O’Malley spoke to Multichannel News senior content producer Jon Lafayette.
Are you trying to get on traditional TV or cable? No, there are too many rules there that would affect what we create because what we create is very controversial. It’s very dark. It’s irreverent, racy and it accurately represents the military experience and the sense of humor that we use to get through the military experience. So we don’t need a distributor. We don’t need a cable network. We just need to keep making our community happy with the stuff that we create, making sure that it speaks to them, that it’s authentic and accurately represents their experiences and thoughts and emotions, and they’ll keep paying five dollars a month.
Tell me about your new programming. Our most recent show is called Meanwhile in the Field. It’s real stories that happened while training. The first three episodes are focused on the 82nd Airborne Division, the second three are made for the Rakkasans, who are part of the 101st Airborne Division. We’re increasing the length per episode to 22 minutes so that we open up opportunities for distribution outside of the network if it could bring in more revenue without cannibalizing our subscription service.
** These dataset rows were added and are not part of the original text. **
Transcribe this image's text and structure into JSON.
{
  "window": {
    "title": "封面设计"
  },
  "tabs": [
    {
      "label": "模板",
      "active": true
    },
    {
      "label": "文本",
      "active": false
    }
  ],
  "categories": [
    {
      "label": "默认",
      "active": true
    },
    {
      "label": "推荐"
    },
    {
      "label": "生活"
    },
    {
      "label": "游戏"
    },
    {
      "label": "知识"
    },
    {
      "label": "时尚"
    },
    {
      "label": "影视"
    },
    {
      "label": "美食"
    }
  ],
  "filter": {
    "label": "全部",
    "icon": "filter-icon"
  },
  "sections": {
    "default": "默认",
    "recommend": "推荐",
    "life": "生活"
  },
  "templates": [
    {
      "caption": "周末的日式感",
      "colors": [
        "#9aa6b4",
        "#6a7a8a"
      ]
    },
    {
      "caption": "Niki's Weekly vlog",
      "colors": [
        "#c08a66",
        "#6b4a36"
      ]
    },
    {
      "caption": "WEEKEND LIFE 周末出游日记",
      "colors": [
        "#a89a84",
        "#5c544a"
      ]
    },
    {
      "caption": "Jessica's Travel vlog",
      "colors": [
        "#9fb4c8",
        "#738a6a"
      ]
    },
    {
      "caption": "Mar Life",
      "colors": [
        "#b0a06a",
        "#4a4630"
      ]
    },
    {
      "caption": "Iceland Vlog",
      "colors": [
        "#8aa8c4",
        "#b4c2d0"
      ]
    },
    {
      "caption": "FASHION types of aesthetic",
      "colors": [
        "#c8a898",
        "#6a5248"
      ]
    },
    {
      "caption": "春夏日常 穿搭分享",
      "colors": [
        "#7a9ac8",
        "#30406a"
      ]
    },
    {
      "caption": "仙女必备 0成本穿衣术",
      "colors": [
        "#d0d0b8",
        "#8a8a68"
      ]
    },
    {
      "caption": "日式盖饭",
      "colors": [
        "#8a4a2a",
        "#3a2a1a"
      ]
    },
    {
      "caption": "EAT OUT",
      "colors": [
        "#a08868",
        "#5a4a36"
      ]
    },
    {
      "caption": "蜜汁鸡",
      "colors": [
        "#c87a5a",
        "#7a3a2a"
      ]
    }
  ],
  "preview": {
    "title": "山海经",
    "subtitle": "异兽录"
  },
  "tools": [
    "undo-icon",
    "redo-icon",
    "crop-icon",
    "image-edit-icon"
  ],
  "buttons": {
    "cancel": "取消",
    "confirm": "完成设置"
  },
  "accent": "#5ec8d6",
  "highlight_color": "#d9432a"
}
How do you want to grow Vet TV? We’re going to start a movie division, a podcast division, a books and comic book publishing division. And we’ll create a commercial division, but probably in a couple of years, just because we’ve developed so much talent that the talent can be directed to create anything. We hired Sherine Saad Anderson who did marketing at Disney and Universal and is now our head of marketing. We just brought in Levi Smock from Fine Brothers Entertainment. This business was built on people who had no experience doing any of these jobs. Now we’re bringing in people who have been doing this for 10-plus years and that’s going to get us to the next level.
Are you generating enough cash to fund the company and grow? We’re fortunate to finally be in the black and not have to keep worrying about making payroll. I would love to take on a large investor — at least $5 million — and plus up our staff and drastically increase the amount of things that are produced by the company. The goal is to add massive value to the subscription.
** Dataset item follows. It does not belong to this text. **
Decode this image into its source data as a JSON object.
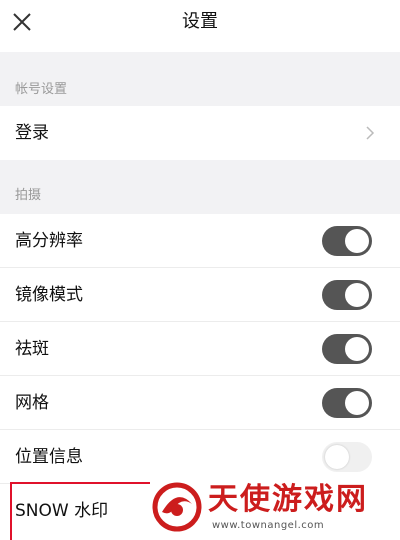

The investor wouldn’t be a traditional media company? Correct. We have [an investor] in mind who has already grown racy, controversial subscription platforms. That’s the number one thing, because as soon as I talk to someone and they tell me, what do you think about maybe toning the content down a bit and opening up to a broader audience, I know I’m not talking to that person because they don’t get it.
Favorite TV show? Eastbound & Down
Place on your vacation bucket list? Probably Bali, maybe Bora Bora, but Bali has better surf. A surf trip in a beautiful tropical place, that’s what I need.
What book is on your nightstand? The New Ministry of Truth: Combat Advisers in Afghanistan and America’s Great Betrayal by Maurice L. Naylon IV, a Marine officer. It wasn’t intended as a comedy but the way we fought the war in Afghanistan was so insanely stupid, pathetic and absurd. He wrote about it in a kind of funny way.
Do you have a favorite app? I’m on Google Docs and Google Sheets all day. And Duet for our screenplays, Slack for communication and Zoom and Google Hangouts. And Surfline to check the surf.
Have you had a recent memorable meal? I had a handful of our new hires for the company on my patio overlooking the lake here in San Diego. We talk about our experiences and our vision for the company.